The Foreign Intelligence Surveillance Court, whose proceedings are normally secret, issued a ruling earlier this week granting the NSA to continue collecting the metadata of Americans' phone calls for 180 days. Metadata includes things like call times, locations, and the numbers you're calling (or receiving calls from) and can generally be used to identify you.
Two things make this possible. First, the FISC says that it does not agree with the Second Circuit Appeals Court ruling that said the bulk collection program is illegal.
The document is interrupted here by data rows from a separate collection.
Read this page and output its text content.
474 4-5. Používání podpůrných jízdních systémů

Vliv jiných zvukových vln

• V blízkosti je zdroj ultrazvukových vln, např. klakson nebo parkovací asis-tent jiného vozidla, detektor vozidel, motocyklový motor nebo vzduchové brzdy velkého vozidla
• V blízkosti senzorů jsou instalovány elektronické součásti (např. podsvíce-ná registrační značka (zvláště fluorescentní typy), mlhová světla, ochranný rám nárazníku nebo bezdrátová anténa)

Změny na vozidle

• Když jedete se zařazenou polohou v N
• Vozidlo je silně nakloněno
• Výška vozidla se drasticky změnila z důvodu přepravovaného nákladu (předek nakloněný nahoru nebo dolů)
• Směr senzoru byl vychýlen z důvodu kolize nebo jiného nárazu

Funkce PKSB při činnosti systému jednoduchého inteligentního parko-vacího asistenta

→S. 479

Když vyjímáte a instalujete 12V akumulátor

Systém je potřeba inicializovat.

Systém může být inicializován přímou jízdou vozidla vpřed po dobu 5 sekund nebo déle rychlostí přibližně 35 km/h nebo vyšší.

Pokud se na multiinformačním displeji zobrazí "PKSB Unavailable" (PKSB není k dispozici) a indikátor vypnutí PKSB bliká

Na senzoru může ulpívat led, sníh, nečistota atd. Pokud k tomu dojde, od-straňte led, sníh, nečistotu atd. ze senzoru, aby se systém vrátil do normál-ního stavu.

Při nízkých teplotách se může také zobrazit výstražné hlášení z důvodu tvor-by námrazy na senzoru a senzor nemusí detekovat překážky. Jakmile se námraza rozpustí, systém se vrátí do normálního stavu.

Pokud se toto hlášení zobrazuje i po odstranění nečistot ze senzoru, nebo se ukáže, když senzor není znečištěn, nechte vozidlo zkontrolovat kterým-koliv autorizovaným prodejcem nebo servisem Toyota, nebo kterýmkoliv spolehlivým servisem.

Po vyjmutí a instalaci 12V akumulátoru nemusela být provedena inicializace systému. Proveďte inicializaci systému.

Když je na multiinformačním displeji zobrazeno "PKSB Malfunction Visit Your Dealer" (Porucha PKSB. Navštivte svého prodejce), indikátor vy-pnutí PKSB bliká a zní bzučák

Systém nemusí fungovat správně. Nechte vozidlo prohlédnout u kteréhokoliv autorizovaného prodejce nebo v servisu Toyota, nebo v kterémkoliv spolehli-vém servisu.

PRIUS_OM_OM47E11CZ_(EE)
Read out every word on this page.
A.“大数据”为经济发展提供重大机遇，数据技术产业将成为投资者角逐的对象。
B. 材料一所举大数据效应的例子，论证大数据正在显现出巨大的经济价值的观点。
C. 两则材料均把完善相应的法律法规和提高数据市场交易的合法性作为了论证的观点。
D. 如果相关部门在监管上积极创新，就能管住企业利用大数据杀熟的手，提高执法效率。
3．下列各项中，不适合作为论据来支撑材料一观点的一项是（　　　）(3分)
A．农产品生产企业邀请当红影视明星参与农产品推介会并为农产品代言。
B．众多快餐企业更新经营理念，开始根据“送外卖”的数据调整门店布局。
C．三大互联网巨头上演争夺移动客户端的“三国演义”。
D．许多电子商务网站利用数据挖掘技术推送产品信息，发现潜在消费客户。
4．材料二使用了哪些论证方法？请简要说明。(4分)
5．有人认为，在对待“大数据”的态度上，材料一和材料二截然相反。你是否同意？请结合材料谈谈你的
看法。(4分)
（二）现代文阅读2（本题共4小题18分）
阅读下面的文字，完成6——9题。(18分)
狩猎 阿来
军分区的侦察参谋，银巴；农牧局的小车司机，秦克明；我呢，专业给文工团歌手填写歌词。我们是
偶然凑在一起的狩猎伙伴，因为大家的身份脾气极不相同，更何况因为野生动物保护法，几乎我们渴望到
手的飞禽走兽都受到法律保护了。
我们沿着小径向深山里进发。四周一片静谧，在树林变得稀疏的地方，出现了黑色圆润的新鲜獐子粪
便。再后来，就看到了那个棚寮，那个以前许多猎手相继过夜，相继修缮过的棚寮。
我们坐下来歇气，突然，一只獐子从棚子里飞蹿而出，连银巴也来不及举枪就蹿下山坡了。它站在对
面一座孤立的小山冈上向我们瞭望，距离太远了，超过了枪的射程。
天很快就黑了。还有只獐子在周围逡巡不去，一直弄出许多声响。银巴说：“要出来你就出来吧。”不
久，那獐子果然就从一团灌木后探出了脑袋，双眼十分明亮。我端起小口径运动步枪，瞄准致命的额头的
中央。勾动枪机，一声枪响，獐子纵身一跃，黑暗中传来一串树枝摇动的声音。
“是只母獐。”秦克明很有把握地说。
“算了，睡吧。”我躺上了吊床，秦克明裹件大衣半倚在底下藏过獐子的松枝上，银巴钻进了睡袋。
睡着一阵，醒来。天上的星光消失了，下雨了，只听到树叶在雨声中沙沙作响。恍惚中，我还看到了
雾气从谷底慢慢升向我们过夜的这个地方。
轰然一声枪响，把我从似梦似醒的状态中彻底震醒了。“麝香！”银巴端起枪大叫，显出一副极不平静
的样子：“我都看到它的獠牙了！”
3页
Second, Congress wrote a provision into the recently-passed USA FREEDOM Act, which ostensibly ends the program, that allows bulk surveillance to continue for six months from when the law was passed.
"Second Circuit rulings are not binding on the FISC, and this Court respectfully disagrees with that Court's analysis," the FISC wrote.
And here's its reasoning for why the NSA can continue bulk collection for a limited amount of time under the USA FREEDOM Act.
"The question, therefore, is whether Congress has authorized bulk acquisition of call detail records during the interim 180-day period. The court finds that it has," the FISA court wrote. "In passing the USA FREEDOM Act, Congress clearly intended to end bulk data collection of business records and other things. But what it took away with one hand, it gave back—for a limited time—with the other."
The Patriot Act provision, called Section 215, that allows this type of bulk surveillance expired on June 1, and the NSA was allowed to resume collection on June 29. Did you enjoy the 28 days in which you weren't surveilled in this way? The new date the NSA must stop the program is November 29, 2015. Mark your calendars.